O gerente Liu, vendo sua expressão assustada, riu e brincou:
— Justamente por você não querer glória nem fama, fico tranquilo em deixá-lo cuidar da pousada. Se fosse um desses sonhadores com ambição maior que a vida, nem se me pagasse eu aceitaria!
Yang Ge pensou melhor e achou razoável, entrando na brincadeira:
— Mas não pode ser o senhor a me promover. Diz o ditado: cada novo rei traz seus próprios ministros. Se o senhor me nomear gerente, não estará complicando para o jovem patrão? Não quero ser usado na disputa de vocês dois! Quero continuar por muitos anos aqui, retribuindo sua bondade.
— Não precisa se preocupar. Aquele ingrato... — O gerente Liu tentou explicar, mas calou-se no meio e desistiu, dizendo: — Deixa pra lá, você vai entender com o tempo.
Yang Ge concordou:
— Ainda falta um tempo para o exame militar, não precisamos decidir nada agora, certo?
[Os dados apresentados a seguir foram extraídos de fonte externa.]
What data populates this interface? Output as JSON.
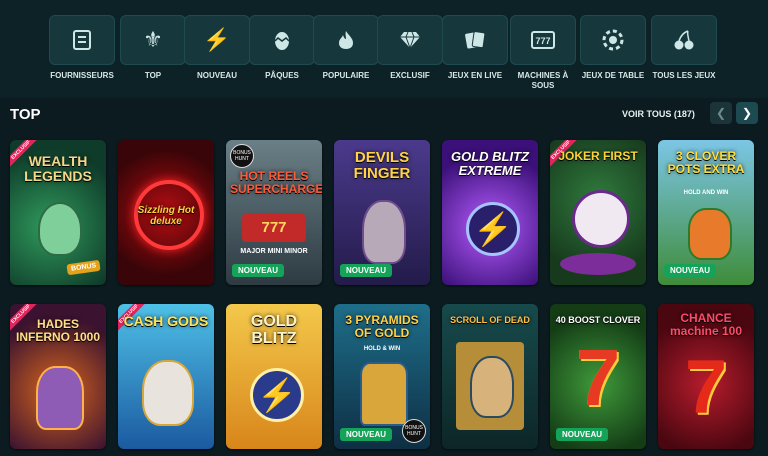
{
  "categories": [
    {
      "label": "FOURNISSEURS",
      "icon": "provider-icon"
    },
    {
      "label": "TOP",
      "icon": "crown-icon"
    },
    {
      "label": "NOUVEAU",
      "icon": "lightning-icon"
    },
    {
      "label": "PÂQUES",
      "icon": "easter-egg-icon"
    },
    {
      "label": "POPULAIRE",
      "icon": "flame-icon"
    },
    {
      "label": "EXCLUSIF",
      "icon": "diamond-icon"
    },
    {
      "label": "JEUX EN LIVE",
      "icon": "cards-icon"
    },
    {
      "label": "MACHINES À SOUS",
      "icon": "slot-machine-icon"
    },
    {
      "label": "JEUX DE TABLE",
      "icon": "chip-icon"
    },
    {
      "label": "TOUS LES JEUX",
      "icon": "cherries-icon"
    }
  ],
  "section": {
    "title": "TOP",
    "see_all": "VOIR TOUS (187)"
  },
  "games": [
    {
      "title": "WEALTH LEGENDS",
      "badge": "",
      "ribbon": "EXCLUSIF",
      "extra": "BONUS"
    },
    {
      "title": "Sizzling Hot deluxe",
      "badge": "",
      "ribbon": "",
      "extra": ""
    },
    {
      "title": "HOT REELS SUPERCHARGED",
      "badge": "NOUVEAU",
      "ribbon": "",
      "extra": "MAJOR MINI MINOR"
    },
    {
      "title": "DEVILS FINGER",
      "badge": "NOUVEAU",
      "ribbon": "",
      "extra": ""
    },
    {
      "title": "GOLD BLITZ EXTREME",
      "badge": "",
      "ribbon": "",
      "extra": ""
    },
    {
      "title": "JOKER FIRST",
      "badge": "",
      "ribbon": "EXCLUSIF",
      "extra": ""
    },
    {
      "title": "3 CLOVER POTS EXTRA",
      "badge": "NOUVEAU",
      "ribbon": "",
      "extra": "HOLD AND WIN"
    },
    {
      "title": "HADES INFERNO 1000",
      "badge": "",
      "ribbon": "EXCLUSIF",
      "extra": ""
    },
    {
      "title": "CASH GODS",
      "badge": "",
      "ribbon": "EXCLUSIF",
      "extra": ""
    },
    {
      "title": "GOLD BLITZ",
      "badge": "",
      "ribbon": "",
      "extra": ""
    },
    {
      "title": "3 PYRAMIDS OF GOLD",
      "badge": "NOUVEAU",
      "ribbon": "",
      "extra": "HOLD & WIN"
    },
    {
      "title": "SCROLL OF DEAD",
      "badge": "",
      "ribbon": "",
      "extra": ""
    },
    {
      "title": "40 BOOST CLOVER",
      "badge": "NOUVEAU",
      "ribbon": "",
      "extra": ""
    },
    {
      "title": "CHANCE machine 100",
      "badge": "",
      "ribbon": "",
      "extra": ""
    }
  ],
  "colors": {
    "background": "#0b1b1f",
    "tile": "#16383d",
    "new_badge": "#15a35a"
  }
}
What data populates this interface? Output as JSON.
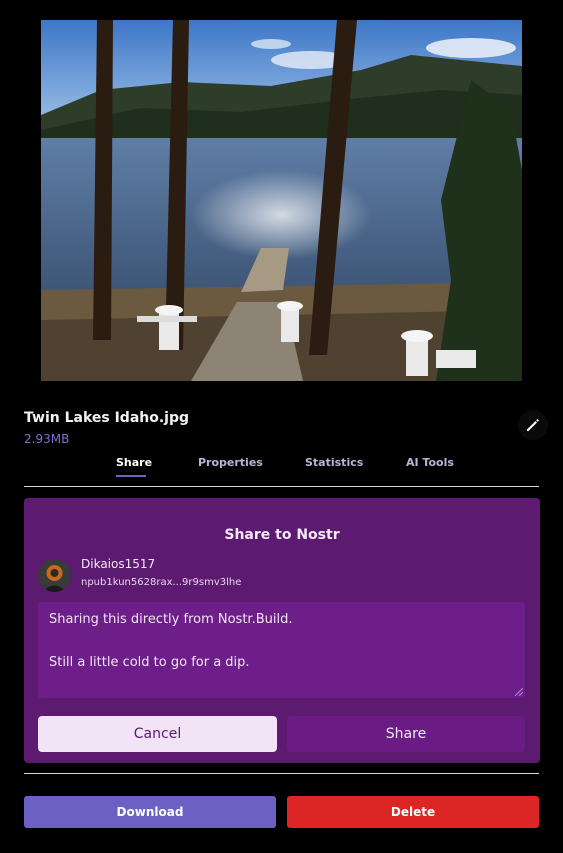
{
  "file": {
    "name": "Twin Lakes Idaho.jpg",
    "size": "2.93MB",
    "edit_icon": "pencil-icon"
  },
  "tabs": [
    {
      "label": "Share",
      "active": true
    },
    {
      "label": "Properties",
      "active": false
    },
    {
      "label": "Statistics",
      "active": false
    },
    {
      "label": "AI Tools",
      "active": false
    }
  ],
  "share_panel": {
    "title": "Share to Nostr",
    "user": {
      "name": "Dikaios1517",
      "npub": "npub1kun5628rax...9r9smv3lhe"
    },
    "message_lines": [
      "Sharing this directly from Nostr.Build.",
      "",
      "Still a little cold to go for a dip."
    ],
    "cancel_label": "Cancel",
    "share_label": "Share"
  },
  "actions": {
    "download_label": "Download",
    "delete_label": "Delete"
  },
  "colors": {
    "accent": "#6c61c2",
    "panel": "#5c1a71",
    "danger": "#dc2626"
  }
}
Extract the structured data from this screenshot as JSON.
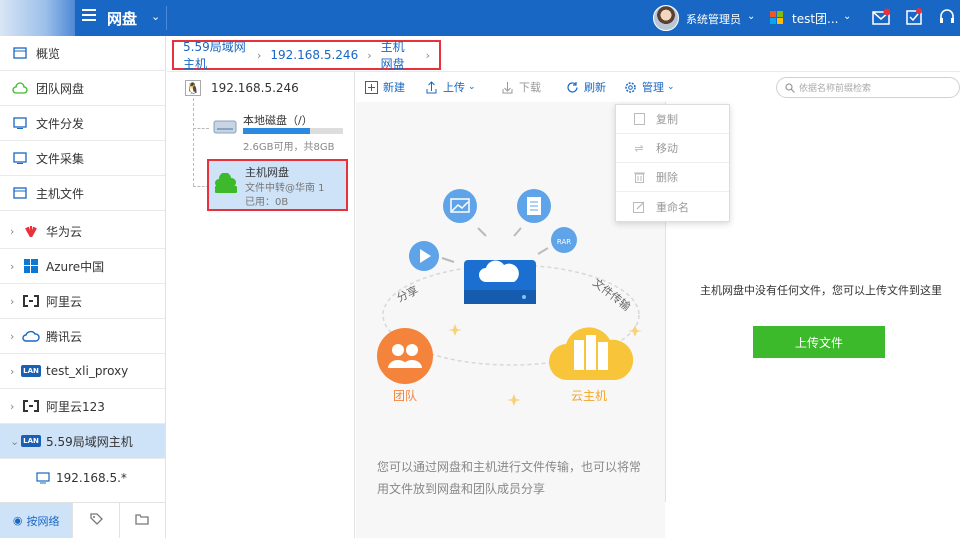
{
  "header": {
    "app_title": "网盘",
    "user_name": "系统管理员",
    "org_name": "test团..."
  },
  "sidebar": {
    "items": [
      {
        "label": "概览",
        "icon": "overview-icon"
      },
      {
        "label": "团队网盘",
        "icon": "cloud-icon"
      },
      {
        "label": "文件分发",
        "icon": "distribute-icon"
      },
      {
        "label": "文件采集",
        "icon": "collect-icon"
      },
      {
        "label": "主机文件",
        "icon": "host-file-icon"
      },
      {
        "label": "华为云",
        "icon": "huawei-icon"
      },
      {
        "label": "Azure中国",
        "icon": "azure-icon"
      },
      {
        "label": "阿里云",
        "icon": "aliyun-icon"
      },
      {
        "label": "腾讯云",
        "icon": "tencent-icon"
      },
      {
        "label": "test_xli_proxy",
        "icon": "lan-icon"
      },
      {
        "label": "阿里云123",
        "icon": "aliyun-icon"
      },
      {
        "label": "5.59局域网主机",
        "icon": "lan-icon"
      }
    ],
    "sub_item": "192.168.5.*",
    "tabs": {
      "network": "按网络"
    }
  },
  "breadcrumb": [
    "5.59局域网主机",
    "192.168.5.246",
    "主机网盘"
  ],
  "tree": {
    "root": "192.168.5.246",
    "local_disk": {
      "title": "本地磁盘（/）",
      "info": "2.6GB可用，共8GB",
      "used_fraction": 0.67
    },
    "host_disk": {
      "title": "主机网盘",
      "sub": "文件中转@华南 1",
      "used": "已用：0B"
    }
  },
  "toolbar": {
    "new": "新建",
    "upload": "上传",
    "download": "下载",
    "refresh": "刷新",
    "manage": "管理",
    "search_placeholder": "依据名称前缀检索"
  },
  "menu": [
    "复制",
    "移动",
    "删除",
    "重命名"
  ],
  "illustration": {
    "share": "分享",
    "transfer": "文件传输",
    "team": "团队",
    "cloud_host": "云主机"
  },
  "empty": {
    "message": "主机网盘中没有任何文件，您可以上传文件到这里",
    "upload_button": "上传文件",
    "description": "您可以通过网盘和主机进行文件传输，也可以将常用文件放到网盘和团队成员分享"
  }
}
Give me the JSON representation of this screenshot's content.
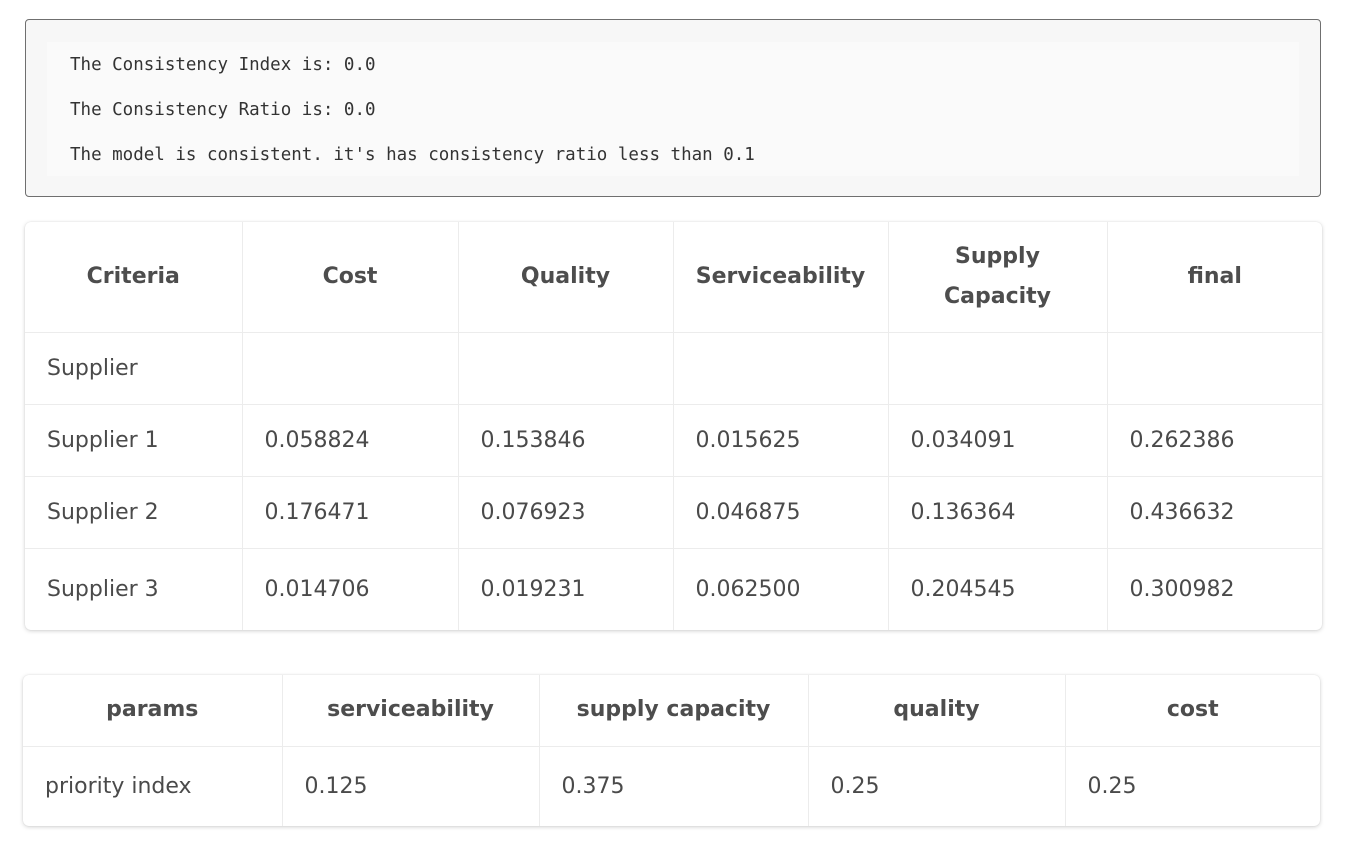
{
  "output": {
    "lines": [
      "The Consistency Index is: 0.0",
      "The Consistency Ratio is: 0.0",
      "The model is consistent. it's has consistency ratio less than 0.1"
    ]
  },
  "weights_table": {
    "headers": [
      "Criteria",
      "Cost",
      "Quality",
      "Serviceability",
      "Supply Capacity",
      "final"
    ],
    "rows": [
      [
        "Supplier",
        "",
        "",
        "",
        "",
        ""
      ],
      [
        "Supplier 1",
        "0.058824",
        "0.153846",
        "0.015625",
        "0.034091",
        "0.262386"
      ],
      [
        "Supplier 2",
        "0.176471",
        "0.076923",
        "0.046875",
        "0.136364",
        "0.436632"
      ],
      [
        "Supplier 3",
        "0.014706",
        "0.019231",
        "0.062500",
        "0.204545",
        "0.300982"
      ]
    ]
  },
  "priority_table": {
    "headers": [
      "params",
      "serviceability",
      "supply capacity",
      "quality",
      "cost"
    ],
    "rows": [
      [
        "priority index",
        "0.125",
        "0.375",
        "0.25",
        "0.25"
      ]
    ]
  }
}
O futuro, deixemos para depois.
O gerente assentiu e, por fim, suspirou profundamente, aconselhando:
— Jovem, você sempre me diz para não pensar tanto, para relaxar, mas por que não se aconselha também? Nunca perguntei de onde veio, nem o que viveu, mas como pai, toda vez que vejo você sentado imóvel, olhando para fora por horas, penso: se meus filhos levassem uma vida tão sofrida, nem morto eu teria paz!
O sorriso de Yang Ge foi aos poucos se apagando. Ele apertou os lábios, tentou forçar um sorriso dolorido e disse:
— O medo é que, depois que meus pais partirem, nunca mais consigam me encontrar...
Ao ver aquela expressão, o gerente Liu também se emocionou, batendo em seu ombro:
— Mesmo que nunca o encontrem, com certeza só desejarão que você seja feliz, não que viva assim... Siga em frente, não olhe para trás, tudo vai melhorar!
— Mas para onde é a frente? — perguntou Yang Ge.
— Basta dar o primeiro passo; qualquer direção é o futuro! — respondeu o gerente Liu.